I spent the early part of the week in Sheffield at the first meeting of the Institute of Physics Astroparticle Physics Group. There were talks on the search for the Dark Matter, gravitational waves, neutrino astrophysics, gamma-ray astrophsyics, and, of course, cosmology. All of this sometimes goes by the name “non-accelerator particle physics”: trying to learn about the basic constituents of the Universe in way other than smashing particles against one another at high speeds in a particle accelerator. Aside from the excellent science, we had the conference dinner at the Kelham Island Museum, which had some great machines from Sheffield’s industrial past (the UK’s equivalent of Pittsburgh).

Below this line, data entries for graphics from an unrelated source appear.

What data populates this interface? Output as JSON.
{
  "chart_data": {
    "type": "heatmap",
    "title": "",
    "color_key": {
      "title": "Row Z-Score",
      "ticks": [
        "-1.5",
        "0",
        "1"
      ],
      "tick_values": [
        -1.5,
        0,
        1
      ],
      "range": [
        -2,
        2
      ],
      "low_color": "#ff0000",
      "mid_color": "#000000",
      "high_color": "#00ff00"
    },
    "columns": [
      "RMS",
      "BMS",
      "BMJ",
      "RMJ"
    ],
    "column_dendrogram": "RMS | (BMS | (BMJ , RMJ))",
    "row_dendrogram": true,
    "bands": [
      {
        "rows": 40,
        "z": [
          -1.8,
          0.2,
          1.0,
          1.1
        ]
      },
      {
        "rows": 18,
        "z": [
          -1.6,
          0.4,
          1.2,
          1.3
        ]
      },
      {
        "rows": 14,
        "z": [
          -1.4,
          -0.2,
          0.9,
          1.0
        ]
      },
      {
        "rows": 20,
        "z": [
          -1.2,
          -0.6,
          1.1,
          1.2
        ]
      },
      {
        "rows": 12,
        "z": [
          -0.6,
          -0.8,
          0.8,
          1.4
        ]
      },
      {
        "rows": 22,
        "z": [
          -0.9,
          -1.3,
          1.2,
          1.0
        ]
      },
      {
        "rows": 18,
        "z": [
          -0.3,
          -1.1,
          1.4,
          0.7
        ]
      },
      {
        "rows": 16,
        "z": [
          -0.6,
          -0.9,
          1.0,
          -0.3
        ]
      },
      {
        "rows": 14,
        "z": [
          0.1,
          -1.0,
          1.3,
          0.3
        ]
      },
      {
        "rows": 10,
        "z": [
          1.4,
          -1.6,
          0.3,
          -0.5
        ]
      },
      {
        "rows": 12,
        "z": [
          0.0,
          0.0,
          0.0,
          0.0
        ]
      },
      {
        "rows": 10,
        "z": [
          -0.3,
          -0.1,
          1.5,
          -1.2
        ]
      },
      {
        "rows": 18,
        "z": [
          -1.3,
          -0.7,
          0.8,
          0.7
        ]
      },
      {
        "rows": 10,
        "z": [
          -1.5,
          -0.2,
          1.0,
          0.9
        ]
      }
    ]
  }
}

(An aside: I’ll go along with Clifford’s observations that the UK is woefully, frighteningly, ridiculously expensive. It cost me £120 to get between London and Sheffield.)
Another distraction from the science was a discussion of the recent announcement that the UK government wants to reorganize the funding of both particle physics and astrophysics, especially as they relate to so-called “large facilities”, such as big telescopes and the aforementioned particle accelerators. The heads of the current Particle Physics and Astrophysics Research Council (PPARC) and the Central Laboratory of the Research Councils (CCLRC) got together last week to respond to the government and endorse the possible changes, and to nudge them in some specific directions. The worry, however, is that the progeny of these two councils would embody the worst of both worlds: big, unweildy, badly managed, and driven more by industrial applications than science. Indeed, the Royal Astronomical Society has produced its own response to the government, and reacted somewhat warily to the PPARC/CCLRC paper: science must remain at the forefront, not the facilities.
The RAS is now headed by Michael Rowan-Robinson, my colleague at Imperial. Another Imperial colleague, Professor Sir John Pendry, has been in the news recently for his part in developing “metamaterials” with weird properties such as the ability to bend light around them, making them appear invisible (but invisibility to radar — stealth technology –is more likely to be developed before one that could make someone invisible in visible light).